Depremlerden sonra güvenlik kameralarından ortaya çıkan görüntüler, vatandaşların deprem anında yapılması gerekenler ile hiçbir bağlantısı olamayan davranış sergiledikleri görülmektedir. Bu alanda bir takım sorunların olduğu aşikâr. Milli Eğitim Bakanlığı’nın ders kitaplarında bahsedilenler konuların öğretici olmadığı veya bu yöntemle afetleri ve afet yönetim yöntemlerini anlayamadığımız ortaya çıkmaktadır. Üzerinde yaşadığımız yerküre ve özelliklerinin birkaç saatte öğrenilemeyeceği anlaşılmaktadır.

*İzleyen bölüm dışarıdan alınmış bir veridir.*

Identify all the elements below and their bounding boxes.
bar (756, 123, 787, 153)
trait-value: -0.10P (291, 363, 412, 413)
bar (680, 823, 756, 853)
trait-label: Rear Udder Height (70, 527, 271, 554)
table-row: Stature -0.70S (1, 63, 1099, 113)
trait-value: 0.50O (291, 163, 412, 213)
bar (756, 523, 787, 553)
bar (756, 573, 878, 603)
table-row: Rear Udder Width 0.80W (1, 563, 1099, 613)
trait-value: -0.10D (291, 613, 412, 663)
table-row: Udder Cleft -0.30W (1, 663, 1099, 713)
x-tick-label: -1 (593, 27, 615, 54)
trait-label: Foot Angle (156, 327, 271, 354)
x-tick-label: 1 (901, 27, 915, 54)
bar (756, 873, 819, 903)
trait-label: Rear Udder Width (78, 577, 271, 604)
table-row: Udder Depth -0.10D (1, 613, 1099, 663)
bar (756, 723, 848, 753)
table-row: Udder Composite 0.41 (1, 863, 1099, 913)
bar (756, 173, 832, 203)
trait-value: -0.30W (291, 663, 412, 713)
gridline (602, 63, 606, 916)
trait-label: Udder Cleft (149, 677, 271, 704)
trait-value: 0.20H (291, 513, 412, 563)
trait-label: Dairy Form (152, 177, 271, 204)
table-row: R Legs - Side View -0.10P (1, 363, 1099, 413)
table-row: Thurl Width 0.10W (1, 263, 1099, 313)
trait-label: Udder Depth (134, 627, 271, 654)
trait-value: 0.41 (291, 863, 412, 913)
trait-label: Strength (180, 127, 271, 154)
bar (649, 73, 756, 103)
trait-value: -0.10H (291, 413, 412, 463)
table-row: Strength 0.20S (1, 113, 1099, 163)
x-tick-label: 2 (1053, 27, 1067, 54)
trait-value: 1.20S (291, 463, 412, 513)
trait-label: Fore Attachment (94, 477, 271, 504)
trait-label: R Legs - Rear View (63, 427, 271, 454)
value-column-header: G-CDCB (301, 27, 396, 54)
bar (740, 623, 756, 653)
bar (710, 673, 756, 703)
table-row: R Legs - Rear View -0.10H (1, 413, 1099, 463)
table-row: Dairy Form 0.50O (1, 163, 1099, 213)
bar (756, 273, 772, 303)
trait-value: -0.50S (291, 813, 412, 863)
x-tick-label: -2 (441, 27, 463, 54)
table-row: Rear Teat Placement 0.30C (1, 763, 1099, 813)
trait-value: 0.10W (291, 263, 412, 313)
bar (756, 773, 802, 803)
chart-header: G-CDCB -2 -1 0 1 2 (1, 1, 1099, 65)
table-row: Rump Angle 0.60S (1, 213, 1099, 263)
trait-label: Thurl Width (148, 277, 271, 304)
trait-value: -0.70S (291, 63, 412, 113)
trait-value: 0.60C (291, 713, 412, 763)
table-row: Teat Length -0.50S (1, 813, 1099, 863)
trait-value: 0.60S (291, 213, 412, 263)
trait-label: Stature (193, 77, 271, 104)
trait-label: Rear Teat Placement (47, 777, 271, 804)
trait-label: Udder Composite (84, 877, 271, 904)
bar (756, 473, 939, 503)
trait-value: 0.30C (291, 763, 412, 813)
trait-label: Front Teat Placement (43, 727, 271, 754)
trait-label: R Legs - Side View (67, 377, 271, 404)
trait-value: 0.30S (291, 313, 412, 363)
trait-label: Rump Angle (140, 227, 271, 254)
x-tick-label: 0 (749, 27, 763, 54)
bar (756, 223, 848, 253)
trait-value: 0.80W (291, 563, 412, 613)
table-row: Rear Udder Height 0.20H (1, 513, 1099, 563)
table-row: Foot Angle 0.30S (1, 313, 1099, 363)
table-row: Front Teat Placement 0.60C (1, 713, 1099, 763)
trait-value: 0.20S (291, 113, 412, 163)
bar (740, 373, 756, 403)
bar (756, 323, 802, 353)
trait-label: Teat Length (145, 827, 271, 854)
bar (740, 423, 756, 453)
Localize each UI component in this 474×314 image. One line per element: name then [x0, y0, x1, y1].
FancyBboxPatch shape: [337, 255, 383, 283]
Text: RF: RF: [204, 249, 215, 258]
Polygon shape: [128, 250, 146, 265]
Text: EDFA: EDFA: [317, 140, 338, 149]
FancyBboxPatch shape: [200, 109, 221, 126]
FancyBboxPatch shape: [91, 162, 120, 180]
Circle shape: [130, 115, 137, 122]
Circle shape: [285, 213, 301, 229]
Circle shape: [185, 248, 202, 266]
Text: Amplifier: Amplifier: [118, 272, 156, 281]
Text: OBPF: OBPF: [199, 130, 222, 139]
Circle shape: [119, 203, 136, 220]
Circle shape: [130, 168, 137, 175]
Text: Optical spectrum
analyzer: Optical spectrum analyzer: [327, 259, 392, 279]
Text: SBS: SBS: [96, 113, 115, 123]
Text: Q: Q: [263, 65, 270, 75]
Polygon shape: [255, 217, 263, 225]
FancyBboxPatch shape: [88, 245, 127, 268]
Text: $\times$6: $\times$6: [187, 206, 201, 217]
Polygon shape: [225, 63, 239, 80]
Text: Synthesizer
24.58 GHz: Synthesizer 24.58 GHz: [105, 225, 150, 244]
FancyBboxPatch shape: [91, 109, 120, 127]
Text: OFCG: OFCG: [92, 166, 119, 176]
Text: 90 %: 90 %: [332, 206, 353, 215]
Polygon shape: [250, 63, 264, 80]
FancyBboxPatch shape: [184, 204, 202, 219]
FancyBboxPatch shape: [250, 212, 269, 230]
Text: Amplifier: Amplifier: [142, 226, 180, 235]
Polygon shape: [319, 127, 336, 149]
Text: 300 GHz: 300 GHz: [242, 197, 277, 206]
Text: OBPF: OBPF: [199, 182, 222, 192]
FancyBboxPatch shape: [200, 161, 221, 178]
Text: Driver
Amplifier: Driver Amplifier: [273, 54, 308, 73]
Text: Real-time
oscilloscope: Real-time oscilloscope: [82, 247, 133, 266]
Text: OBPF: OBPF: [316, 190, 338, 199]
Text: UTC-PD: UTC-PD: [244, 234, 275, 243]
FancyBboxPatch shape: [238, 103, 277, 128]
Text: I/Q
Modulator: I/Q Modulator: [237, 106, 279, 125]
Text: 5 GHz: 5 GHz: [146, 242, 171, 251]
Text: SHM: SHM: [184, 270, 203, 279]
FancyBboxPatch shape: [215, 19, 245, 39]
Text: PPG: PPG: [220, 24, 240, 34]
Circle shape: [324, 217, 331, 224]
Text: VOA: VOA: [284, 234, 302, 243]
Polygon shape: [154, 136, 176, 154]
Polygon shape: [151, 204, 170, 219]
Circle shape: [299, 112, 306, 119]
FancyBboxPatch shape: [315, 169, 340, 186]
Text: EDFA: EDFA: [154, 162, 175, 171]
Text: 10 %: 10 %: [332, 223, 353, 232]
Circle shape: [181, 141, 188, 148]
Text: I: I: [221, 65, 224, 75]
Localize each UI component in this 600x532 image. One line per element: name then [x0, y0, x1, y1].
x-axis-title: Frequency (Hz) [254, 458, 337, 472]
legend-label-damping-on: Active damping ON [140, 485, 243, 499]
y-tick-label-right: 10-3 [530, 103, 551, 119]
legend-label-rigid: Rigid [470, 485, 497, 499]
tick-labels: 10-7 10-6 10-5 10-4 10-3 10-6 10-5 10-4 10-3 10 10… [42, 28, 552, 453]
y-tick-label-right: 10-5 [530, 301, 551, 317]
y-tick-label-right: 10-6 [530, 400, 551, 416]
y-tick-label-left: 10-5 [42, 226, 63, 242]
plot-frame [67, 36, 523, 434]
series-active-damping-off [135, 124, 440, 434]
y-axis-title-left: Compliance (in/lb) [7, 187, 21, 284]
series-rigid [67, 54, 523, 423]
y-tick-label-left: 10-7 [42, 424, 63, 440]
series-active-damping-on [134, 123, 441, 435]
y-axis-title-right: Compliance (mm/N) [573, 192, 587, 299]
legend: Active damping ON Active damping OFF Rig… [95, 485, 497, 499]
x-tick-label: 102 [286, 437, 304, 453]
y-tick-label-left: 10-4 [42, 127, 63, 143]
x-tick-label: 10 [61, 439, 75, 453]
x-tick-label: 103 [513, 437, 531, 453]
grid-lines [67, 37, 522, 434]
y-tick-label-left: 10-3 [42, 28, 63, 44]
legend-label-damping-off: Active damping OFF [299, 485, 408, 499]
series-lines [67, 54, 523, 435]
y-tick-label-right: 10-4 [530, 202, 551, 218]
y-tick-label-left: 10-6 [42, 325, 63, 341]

Birkaç gün önce İstanbul Devlet matbaasında 1929 ve 1934 yıllarında basılan ve üzerinde JEOLOJİ yazan iki adet ders kitabı elime geçti. Üzerindeki bilgilerden de anlaşılacağı üzere Lise 2 Sınıf Ders Kitabı ve Talebe El Kitapları Serisi Nr.5 olarak düzenlendiği anlaşılmaktadır. Yani Türkiye Cumhuriyeti Milli Eğitim Bakanlığı, 1929 ve 1934 yıllarında lise düzeyinde JEOLOJİ derslerini okutmuşlar. O dönemde JEOLOJİ derslerini müfredat programına koyan yetkilileri tebrik ediyorum.
Üzerinde yaşadığımız gezegeni birkaç saatlik ders ile anlamanın mümkün olmadığı anlaşılmaktadır. Yaşadığımız coğrafyanın bir deprem ülkesi olduğu yönünde herkes hem fikir. Sık sık depremleri yaşadığımız ve bu depremlerden 150 binden fazla insanımızın öldüğü ortadayken maalesef gezegenimiz hakkında yeteri kadar bilgiye sahip değiliz. Bu konuda ciddi anlamda eksiğimiz var. Eğer okullarda 1929’ lu yıllardaki gibi yeniden JEOLOJİ dersleri konulursa gezegenimizi daha iyi öğrenebileceğiz. Böylece evrendeki diğer gezegenlerde olmak üzere Dünyanın depremselliği, deprem oluşturan faylar, volkanlar, meteorolojik olaylar gibi dünyanın sıradan ritüeli olan ancak bizim için afet olan davranışlarını, afetlerden korunma yollarını, pekâlâ öğrenebiliriz.